Kegiatan ini menjadi tonggak penting, menandai Banggai sebagai kabupaten pertama di Sulawesi Tengah yang secara resmi menindaklanjuti amanat Peraturan Presiden Nomor 21 Tahun 2019 tentang Rencana Aksi Nasional Pengurangan dan Penghapusan Merkuri.

Dalam seminar yang dihadiri oleh berbagai pemangku kepentingan tersebut, Kepala Dinas Lingkungan Hidup (DLH) Kabupaten Banggai, Judi Ammy Amisudin, menyampaikan bahwa penyusunan RAD PPM merupakan langkah strategis yang sejalan dengan komitmen nasional dan internasional Indonesia untuk menghapuskan penggunaan merkuri.

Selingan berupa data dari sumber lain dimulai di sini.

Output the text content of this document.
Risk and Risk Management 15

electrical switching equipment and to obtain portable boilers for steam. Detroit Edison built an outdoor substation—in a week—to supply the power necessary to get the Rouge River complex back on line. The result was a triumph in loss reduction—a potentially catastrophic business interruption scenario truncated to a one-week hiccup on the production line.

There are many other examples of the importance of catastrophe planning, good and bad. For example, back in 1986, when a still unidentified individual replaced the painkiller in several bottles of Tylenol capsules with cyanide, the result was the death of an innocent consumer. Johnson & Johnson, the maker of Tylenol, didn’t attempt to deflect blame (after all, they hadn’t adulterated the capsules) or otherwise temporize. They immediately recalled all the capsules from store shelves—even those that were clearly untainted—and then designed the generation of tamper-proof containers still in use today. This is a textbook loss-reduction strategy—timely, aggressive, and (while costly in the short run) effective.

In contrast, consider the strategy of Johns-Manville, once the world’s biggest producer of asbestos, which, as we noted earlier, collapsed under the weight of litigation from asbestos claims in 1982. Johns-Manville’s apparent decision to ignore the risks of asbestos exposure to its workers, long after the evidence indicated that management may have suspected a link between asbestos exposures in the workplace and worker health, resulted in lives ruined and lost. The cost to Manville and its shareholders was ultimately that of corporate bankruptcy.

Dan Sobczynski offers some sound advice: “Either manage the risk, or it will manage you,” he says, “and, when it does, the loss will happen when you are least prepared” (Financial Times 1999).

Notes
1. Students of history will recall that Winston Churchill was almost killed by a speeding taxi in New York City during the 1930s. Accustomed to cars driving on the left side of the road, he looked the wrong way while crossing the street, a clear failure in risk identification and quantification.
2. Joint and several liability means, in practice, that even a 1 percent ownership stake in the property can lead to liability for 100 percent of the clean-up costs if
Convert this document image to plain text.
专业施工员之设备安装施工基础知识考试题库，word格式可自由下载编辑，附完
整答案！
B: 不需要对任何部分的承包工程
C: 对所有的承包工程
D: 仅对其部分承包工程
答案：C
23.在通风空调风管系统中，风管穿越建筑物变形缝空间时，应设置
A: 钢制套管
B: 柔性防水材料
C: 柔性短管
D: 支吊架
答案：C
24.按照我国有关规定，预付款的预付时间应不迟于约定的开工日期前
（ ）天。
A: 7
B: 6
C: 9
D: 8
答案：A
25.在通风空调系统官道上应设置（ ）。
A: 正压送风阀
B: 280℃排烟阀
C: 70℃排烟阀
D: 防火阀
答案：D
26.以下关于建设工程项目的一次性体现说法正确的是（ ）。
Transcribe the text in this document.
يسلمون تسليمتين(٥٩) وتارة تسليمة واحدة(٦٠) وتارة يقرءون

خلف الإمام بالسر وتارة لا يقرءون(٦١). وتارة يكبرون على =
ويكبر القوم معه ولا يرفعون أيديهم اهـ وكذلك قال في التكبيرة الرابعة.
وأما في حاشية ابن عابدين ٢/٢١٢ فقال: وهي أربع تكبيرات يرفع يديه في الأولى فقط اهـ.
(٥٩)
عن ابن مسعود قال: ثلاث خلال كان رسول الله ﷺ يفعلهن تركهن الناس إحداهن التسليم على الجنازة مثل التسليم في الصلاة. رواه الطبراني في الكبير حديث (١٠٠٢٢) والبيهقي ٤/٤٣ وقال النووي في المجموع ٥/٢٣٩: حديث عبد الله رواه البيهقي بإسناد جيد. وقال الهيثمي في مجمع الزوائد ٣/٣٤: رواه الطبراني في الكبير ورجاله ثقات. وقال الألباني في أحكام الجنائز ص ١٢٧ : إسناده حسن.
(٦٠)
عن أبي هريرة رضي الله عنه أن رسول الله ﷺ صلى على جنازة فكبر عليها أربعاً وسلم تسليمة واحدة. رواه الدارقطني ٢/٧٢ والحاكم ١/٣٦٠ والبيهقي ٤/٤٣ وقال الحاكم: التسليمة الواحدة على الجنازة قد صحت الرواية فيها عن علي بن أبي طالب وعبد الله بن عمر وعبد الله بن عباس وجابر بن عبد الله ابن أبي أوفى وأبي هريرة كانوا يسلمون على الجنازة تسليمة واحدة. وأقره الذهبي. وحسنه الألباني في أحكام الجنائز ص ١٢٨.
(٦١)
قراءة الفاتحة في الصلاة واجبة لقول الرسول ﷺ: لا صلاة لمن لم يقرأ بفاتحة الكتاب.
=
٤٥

Khususnya pada sektor-sektor prioritas seperti pertambangan emas skala kecil (PESK), manufaktur, energi, dan kesehatan. RAD ini akan menjadi dokumen rujukan dalam perencanaan lintas sektor, serta memperkuat kolaborasi antara pemerintah, dunia usaha, dan masyarakat.

“Pemerintah Kabupaten Banggai ingin memastikan bahwa kebijakan pembangunan tidak hanya berorientasi pada pertumbuhan ekonomi, tetapi juga berwawasan lingkungan dan berkelanjutan,” jelas Judi Ammy Amisudin.

Sementara itu, Dr. Mohd Nur Sangadji, Kepala Pusat Penelitian Lingkungan Hidup (PPLH) Universitas Tadulako yang juga menjadi narasumber dalam seminar, menekankan pentingnya pendekatan ilmiah dan partisipatif dalam penyusunan RAD.

Ia mengungkapkan bahwa dampak merkuri terhadap kesehatan dan lingkungan sangat serius, dan oleh karena itu perlu ada intervensi kebijakan yang terstruktur dan berbasis data.

“Dalam menyusun RAD, kita harus mempertimbangkan potensi risiko merkuri yang tersembunyi di berbagai sektor. Data yang akurat, koordinasi lintas lembaga, serta keterlibatan aktif masyarakat akan sangat menentukan keberhasilan rencana aksi ini,” papar Nur Sangadji.

Apresiasi terhadap langkah progresif Kabupaten Banggai juga datang dari Dedi Wahyudi, Kepala Bidang Persampahan dan Limbah B3 DLH Provinsi Sulawesi Tengah. .

Dedi Wahyudi menyatakan bahwa langkah ini patut dicontoh oleh kabupaten/kota lain di wilayah Sulawesi Tengah, mengingat hingga saat ini baru Banggai yang secara resmi memulai proses penyusunan RAD PPM.

“Kami mengapresiasi inisiatif Kabupaten Banggai. Ini adalah contoh nyata implementasi Perpres Nomor 21 Tahun 2019 di tingkat daerah. Harapan kami, daerah lain dapat mengikuti jejak ini dalam upaya mengurangi bahaya merkuri terhadap manusia dan lingkungan,” ujarnya.

Seminar ini merupakan bagian dari rangkaian awal yang akan berlanjut dengan pengumpulan data, konsultasi publik, dan penyusunan dokumen resmi yang nantinya akan ditetapkan sebagai RAD Pengurangan dan Penghapusan Merkuri Kabupaten Banggai.

Dengan inisiatif ini, Banggai tidak hanya menjadi pelopor di Sulawesi Tengah dalam penghapusan merkuri, tetapi juga memperlihatkan peran aktif daerah dalam mendukung komitmen Indonesia terhadap Konvensi Minamata dan target pembangunan berkelanjutan (SDGs), khususnya terkait kesehatan masyarakat dan perlindungan lingkungan hidup.